Hermann V, archevêque de Cologne (1472-1552), vit le besoin d'une réforme de l'Église catholique romaine et fit un sérieux effort dans ce but. Il était comte de Wied et de Runkel, électeur de l'empire. A quinze ans, il devenait doyen de l'Église de Cologne, et, plus tard, archevêque. C'était un homme bon et libéral, très aimé de ses fermiers, mais s'intéressant plus à la chasse qu'aux affaires d'église et peu versé dans le latin ou la théologie. Il s'opposa à Luther et fit brûler ses oeuvres. Sa cour ecclésiastique condamna deux des martyrs de Cologne. Il constata pourtant l'ignorance et la superstition du peuple, le manque de discipline, l'insuffisance du clergé dirigeant les églises et la dilapidation des revenus de l'Église. Il vit encore la profanation de l'eucharistie, et l'inutilité des efforts tentés pour ramener les membres corrompus du clergé à l'observation des règles canoniques. Avec l'aide de l'élite des hauts dignitaires de l'Église, il essaya d'accomplir une Réforme catholique, d'après les idées d'Erasme. N'y ayant pas réussi, il tenta une réforme évangélique, avec l'aide de Bucer et de Mélanchton, mais ses efforts furent anéantis par l'opposition du clergé, de l'Université et de la ville de Cologne, sous l'inspiration du jésuite Canisius. Manquant d'appui, il renonça à son titre d'archevêque et se retira dans son domaine.


8. Schwenckfeld

Il y eut, à cette époque, un homme qui resta en dehors de l'Église catholique, ainsi que des églises luthériennes, réformées, sans pourtant se rattacher aux anabaptistes. Ce fut le noble silésien Gaspard de Schwenckfeld (1489-1561) qui exerça -une grande influence dans son pays et au delà (79). Étant en relations d'affaires avec plusieurs des petits souverains allemands, il ne se préoccupait guère des Écritures. Mais, à trente ans, il fut secoué de son indifférence par la «merveilleuse trompette de Dieu», Martin Luther. Il se laissa pénétrer par la «claire lumière de la visitation de Dieu en grâce» et devint «l'âme» de la réformation en Silésie. Cependant, bien vite, il se sentit contraint de critiquer certains points de la doctrine de Luther, en premier lieu concernant la Ste-Cène. Le réformateur l'attaqua alors avec violence et fit usage de son autorité en le faisant traiter de sectaire et d'hérétique. Mais Schwenckfeld ne cessa de reconnaître sa dette de gratitude envers Luther au point de vue spirituel. Après avoir souffert pendant des années des attaques du réformateur et des pasteurs luthériens' il donna ce conseil à ceux qui sympathisaient avec lui: «Prions Dieu sans relâche pour eux; le temps viendra où ils reconnaîtront, tout comme nous, notre ignorance en présence du Maître unique, Christ.»

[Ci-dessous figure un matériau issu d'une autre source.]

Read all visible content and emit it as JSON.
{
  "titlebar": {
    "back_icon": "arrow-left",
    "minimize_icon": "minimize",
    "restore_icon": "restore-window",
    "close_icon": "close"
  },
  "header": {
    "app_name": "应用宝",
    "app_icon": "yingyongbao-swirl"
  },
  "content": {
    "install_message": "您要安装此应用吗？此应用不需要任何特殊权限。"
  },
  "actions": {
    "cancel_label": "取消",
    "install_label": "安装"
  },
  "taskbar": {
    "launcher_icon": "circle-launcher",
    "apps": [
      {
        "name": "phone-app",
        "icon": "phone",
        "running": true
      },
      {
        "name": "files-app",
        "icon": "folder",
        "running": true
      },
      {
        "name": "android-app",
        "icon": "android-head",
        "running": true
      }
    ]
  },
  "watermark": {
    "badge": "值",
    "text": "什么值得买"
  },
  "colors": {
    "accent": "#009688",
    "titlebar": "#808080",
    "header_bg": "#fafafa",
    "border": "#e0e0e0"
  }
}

Il fit de l'étude de l'Écriture ses délices. Il calcula qu'en lisant quatre chapitres par jour, il pourrait parcourir toute la Bible en une année. Il s'en fit tout d'abord une règle; mais, plus tard, il laissa au St-Esprit le soin de diriger ses lectures et ne s'astreignit plus à lire tant de chapitres par jour. «Christ - dit-il - est le sommaire de toute la Bible, et le but principal de l'Écriture tout entière est que nous arrivions à pleinement connaître Christ, le Seigneur.» Pour lui, la foi en l'exactitude et en l'inspiration de la Bible entière n'était pas la simple adhésion à un dogme vieilli et douteux, mais bien une découverte pleine de possibilités illimitées; pas une superstition ancienne, mais un progrès moderne. Il décrit sa lecture biblique comme étant «une méditation prolongée, une recherche, un sondage, une lecture sans cesse renouvelée, ruminant, tournant et retournant chaque parole dans sa pensée.». «Car l'on y trouve un trésor sans mélange, révélé au croyant: des pertes fines, de l'or et des pierres précieuses.» S'adressant aux exposeurs de l'Écriture, il leur indique «une règle sûre». «Si l'on rencontre des passages, sujets à discussion, il faut tenir compte de tout le contexte, expliquer l'Écriture par l'Écriture, rattacher à l'ensemble les versets isolés, comparer un passage à un autre et trouver une application ne dépendant pas de la teneur d'un seul texte, mais s'accordant avec le sens que lui donne l'Écriture entière.»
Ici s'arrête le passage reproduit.